The shootings of the two patrolmen on Easter Sunday, April 1, 1934, was not the pair's first time in the area. There are no reports that they ever robbed a local bank as part of about 200 robberies they committed in their criminal rampage through 20 states, according to Grapevine Historical Society accounts. Other Barrow gang members reportedly robbed a Grapevine bank.
But Bonnie and Clyde may have been extremely familiar here. Raised in impoverished West Dallas, Clyde and his family lived for a while near Hwy. 114 and Kimball Avenue, Robeson said.
"He possibly attended the 1919 Carroll School when he was a boy," she said.
Bonnie had close ties to the area and the pair may have been visiting on the day of the patrolmen's shooting, according to historical accounts.
Longtime Southlake landowner Zena Rucker said Bonnie's mother was best friends with a woman named Ma Williams, who lived in an old farmhouse that later became part of the Rucker holdings.
Bonnie and Clyde, along with their gang, were known to hide out in an area north of Denton Creek in Denton County, according to historical accounts.

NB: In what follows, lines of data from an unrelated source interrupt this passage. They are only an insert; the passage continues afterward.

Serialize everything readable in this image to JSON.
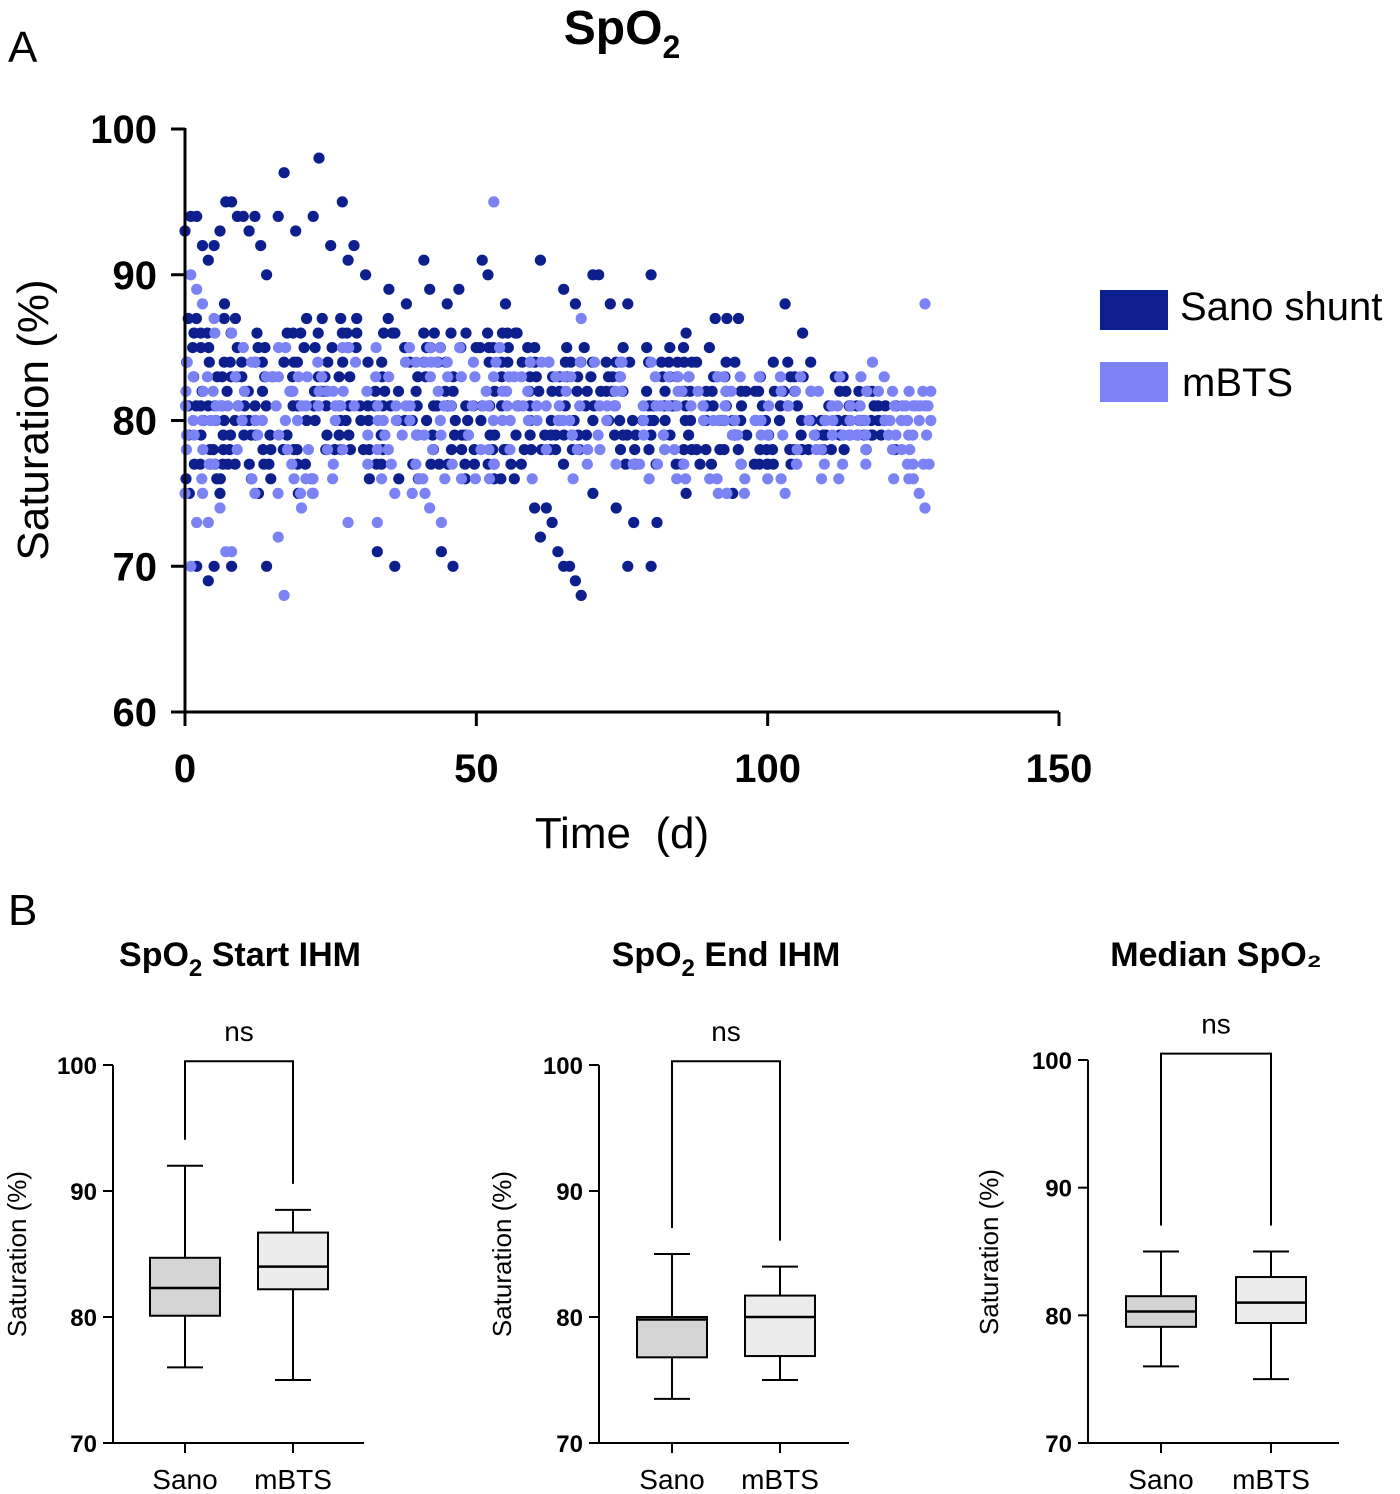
{
  "panels": {
    "a_letter": "A",
    "b_letter": "B"
  },
  "colors": {
    "sano": "#0c1f8c",
    "mbts": "#7b83f4",
    "box_sano": "#d4d4d4",
    "box_mbts": "#ececec",
    "axis": "#000000"
  },
  "chart_data": [
    {
      "type": "scatter",
      "title_main": "SpO",
      "title_sub": "2",
      "xlabel": "Time  (d)",
      "ylabel": "Saturation (%)",
      "xlim": [
        0,
        150
      ],
      "ylim": [
        60,
        100
      ],
      "xticks": [
        0,
        50,
        100,
        150
      ],
      "yticks": [
        60,
        70,
        80,
        90,
        100
      ],
      "xtick_labels": [
        "0",
        "50",
        "100",
        "150"
      ],
      "ytick_labels": [
        "60",
        "70",
        "80",
        "90",
        "100"
      ],
      "legend_position": "right",
      "legend": [
        {
          "name": "Sano shunt",
          "color": "#0c1f8c"
        },
        {
          "name": "mBTS",
          "color": "#7b83f4"
        }
      ],
      "series": [
        {
          "name": "Sano shunt",
          "summary": {
            "x_range": [
              0,
              122
            ],
            "main_y_range": [
              75,
              88
            ]
          },
          "points": [
            [
              0,
              93
            ],
            [
              1,
              94
            ],
            [
              2,
              94
            ],
            [
              3,
              92
            ],
            [
              4,
              91
            ],
            [
              5,
              92
            ],
            [
              6,
              93
            ],
            [
              7,
              95
            ],
            [
              8,
              95
            ],
            [
              9,
              94
            ],
            [
              10,
              94
            ],
            [
              11,
              93
            ],
            [
              12,
              94
            ],
            [
              13,
              92
            ],
            [
              14,
              90
            ],
            [
              16,
              94
            ],
            [
              17,
              97
            ],
            [
              19,
              93
            ],
            [
              22,
              94
            ],
            [
              23,
              98
            ],
            [
              25,
              92
            ],
            [
              27,
              95
            ],
            [
              28,
              91
            ],
            [
              29,
              92
            ],
            [
              31,
              90
            ],
            [
              35,
              89
            ],
            [
              38,
              88
            ],
            [
              41,
              91
            ],
            [
              42,
              89
            ],
            [
              45,
              88
            ],
            [
              47,
              89
            ],
            [
              51,
              91
            ],
            [
              52,
              90
            ],
            [
              55,
              88
            ],
            [
              57,
              86
            ],
            [
              61,
              91
            ],
            [
              65,
              89
            ],
            [
              67,
              88
            ],
            [
              70,
              90
            ],
            [
              71,
              90
            ],
            [
              73,
              88
            ],
            [
              76,
              88
            ],
            [
              80,
              90
            ],
            [
              86,
              86
            ],
            [
              90,
              85
            ],
            [
              91,
              87
            ],
            [
              93,
              87
            ],
            [
              95,
              87
            ],
            [
              103,
              88
            ],
            [
              106,
              86
            ],
            [
              2,
              70
            ],
            [
              4,
              69
            ],
            [
              5,
              70
            ],
            [
              8,
              70
            ],
            [
              14,
              70
            ],
            [
              33,
              71
            ],
            [
              36,
              70
            ],
            [
              44,
              71
            ],
            [
              46,
              70
            ],
            [
              61,
              72
            ],
            [
              64,
              71
            ],
            [
              65,
              70
            ],
            [
              66,
              70
            ],
            [
              67,
              69
            ],
            [
              68,
              68
            ],
            [
              76,
              70
            ],
            [
              80,
              70
            ],
            [
              60,
              74
            ],
            [
              62,
              74
            ],
            [
              63,
              73
            ],
            [
              70,
              75
            ],
            [
              74,
              74
            ],
            [
              77,
              73
            ],
            [
              81,
              73
            ],
            [
              86,
              75
            ],
            [
              94,
              75
            ],
            [
              100,
              77
            ],
            [
              104,
              77
            ],
            [
              107,
              78
            ],
            [
              110,
              79
            ],
            [
              112,
              80
            ],
            [
              114,
              81
            ],
            [
              116,
              80
            ],
            [
              118,
              79
            ],
            [
              120,
              80
            ],
            [
              122,
              81
            ]
          ]
        },
        {
          "name": "mBTS",
          "summary": {
            "x_range": [
              0,
              128
            ],
            "main_y_range": [
              74,
              86
            ]
          },
          "points": [
            [
              0,
              75
            ],
            [
              1,
              70
            ],
            [
              2,
              73
            ],
            [
              4,
              73
            ],
            [
              6,
              74
            ],
            [
              7,
              71
            ],
            [
              8,
              71
            ],
            [
              12,
              75
            ],
            [
              16,
              72
            ],
            [
              17,
              68
            ],
            [
              20,
              74
            ],
            [
              22,
              75
            ],
            [
              28,
              73
            ],
            [
              33,
              73
            ],
            [
              36,
              75
            ],
            [
              39,
              75
            ],
            [
              42,
              74
            ],
            [
              44,
              73
            ],
            [
              53,
              95
            ],
            [
              54,
              85
            ],
            [
              57,
              81
            ],
            [
              62,
              78
            ],
            [
              66,
              80
            ],
            [
              68,
              87
            ],
            [
              75,
              84
            ],
            [
              78,
              77
            ],
            [
              84,
              78
            ],
            [
              89,
              80
            ],
            [
              93,
              75
            ],
            [
              96,
              75
            ],
            [
              100,
              76
            ],
            [
              103,
              75
            ],
            [
              105,
              77
            ],
            [
              108,
              79
            ],
            [
              110,
              80
            ],
            [
              112,
              81
            ],
            [
              114,
              79
            ],
            [
              116,
              83
            ],
            [
              117,
              82
            ],
            [
              118,
              84
            ],
            [
              119,
              82
            ],
            [
              120,
              83
            ],
            [
              121,
              80
            ],
            [
              122,
              79
            ],
            [
              123,
              78
            ],
            [
              124,
              77
            ],
            [
              124,
              80
            ],
            [
              125,
              76
            ],
            [
              125,
              81
            ],
            [
              126,
              75
            ],
            [
              126,
              80
            ],
            [
              127,
              74
            ],
            [
              127,
              81
            ],
            [
              128,
              82
            ],
            [
              128,
              80
            ],
            [
              127,
              88
            ],
            [
              1,
              90
            ],
            [
              2,
              89
            ],
            [
              3,
              88
            ],
            [
              5,
              87
            ],
            [
              8,
              86
            ],
            [
              10,
              85
            ],
            [
              12,
              84
            ],
            [
              15,
              83
            ],
            [
              18,
              82
            ],
            [
              20,
              81
            ]
          ]
        }
      ]
    },
    {
      "type": "box",
      "title": "SpO",
      "title_sub": "2",
      "title_rest": " Start IHM",
      "ylabel": "Saturation (%)",
      "ylim": [
        70,
        100
      ],
      "yticks": [
        70,
        80,
        90,
        100
      ],
      "ytick_labels": [
        "70",
        "80",
        "90",
        "100"
      ],
      "categories": [
        "Sano",
        "mBTS"
      ],
      "boxes": [
        {
          "name": "Sano",
          "min": 76,
          "q1": 80.1,
          "median": 82.3,
          "q3": 84.7,
          "max": 92
        },
        {
          "name": "mBTS",
          "min": 75,
          "q1": 82.2,
          "median": 84,
          "q3": 86.7,
          "max": 88.5
        }
      ],
      "significance": {
        "label": "ns",
        "y": 100.3
      }
    },
    {
      "type": "box",
      "title": "SpO",
      "title_sub": "2",
      "title_rest": " End IHM",
      "ylabel": "Saturation (%)",
      "ylim": [
        70,
        100
      ],
      "yticks": [
        70,
        80,
        90,
        100
      ],
      "ytick_labels": [
        "70",
        "80",
        "90",
        "100"
      ],
      "categories": [
        "Sano",
        "mBTS"
      ],
      "boxes": [
        {
          "name": "Sano",
          "min": 73.5,
          "q1": 76.8,
          "median": 79.8,
          "q3": 80,
          "max": 85
        },
        {
          "name": "mBTS",
          "min": 75,
          "q1": 76.9,
          "median": 80,
          "q3": 81.7,
          "max": 84
        }
      ],
      "significance": {
        "label": "ns",
        "y": 100.3
      }
    },
    {
      "type": "box",
      "title": "Median SpO₂",
      "title_sub": "",
      "title_rest": "",
      "ylabel": "Saturation (%)",
      "ylim": [
        70,
        100
      ],
      "yticks": [
        70,
        80,
        90,
        100
      ],
      "ytick_labels": [
        "70",
        "80",
        "90",
        "100"
      ],
      "categories": [
        "Sano",
        "mBTS"
      ],
      "boxes": [
        {
          "name": "Sano",
          "min": 76,
          "q1": 79.1,
          "median": 80.3,
          "q3": 81.5,
          "max": 85
        },
        {
          "name": "mBTS",
          "min": 75,
          "q1": 79.4,
          "median": 81,
          "q3": 83,
          "max": 85
        }
      ],
      "significance": {
        "label": "ns",
        "y": 100.5
      }
    }
  ]
}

"This was during Prohibition and there were lots of stills out there," Rucker said.
Jack Cook, who died in October at age 96, had a brush with the pair just after the patrolmen's shooting. A lifelong resident of the Dove Road area in Southlake, Cook and another farmer who witnessed the shootings of Wheeler and Murphy described the shooters as Bonnie and Clyde and said they were alone. Gang member Henry Methvin later said he had also participated, according to the Southlake Historical Society.
Cook, who was a teenager in 1934, recounted to the Southlake Historical Society that Bonnie and Clyde fled to an area home after the shootings, where the homeowners "put the children in the cellar" and made the outlaws a sandwich before they fled.
The shooting occurred when Murphy and Wheeler, along with Trooper Polk Ivy, were patrolling the area west of Grapevine.
They stopped near an open field off Hwy. 114 for target practice.
Afterward, Ivy drove west toward Roanoke. Murphy and Wheeler—a rookie on his second day—turned north onto Dove Road to assist a stopped car, according to the Southlake Historical Society account.
When he realized Wheeler and Murphy were not behind him, Ivy retraced the route and found the troopers lying dead in Dove Road, their pistols still holstered.
Another Grapevine resident had died in gunfire involving Clyde a year earlier.
Malcolm Davis was working as a Tarrant County sheriff's deputy when he joined other Tarrant County officers trying to arrest the outlaw in Dallas in connection with a Grapevine robbery that had been attributed to Barrow gang members.
Davis was shot and killed in the skirmish, according to a Grapevine Historical Society account, and is buried in Grapevine Cemetery.
After the patrolmen were shot, Bonnie and Clyde were closely tracked by a posse of lawmen. They were ambushed and killed on May 23, 1934, near Arcadia, La.
Bonnie, 23, and Clyde, 25, are both buried in Dallas.
A six-foot memorial marker to Wheeler and Murphy was dedicated in 1996.
The memorial is near the intersection of State Highway 114 and Dove Road, where they were shot to death.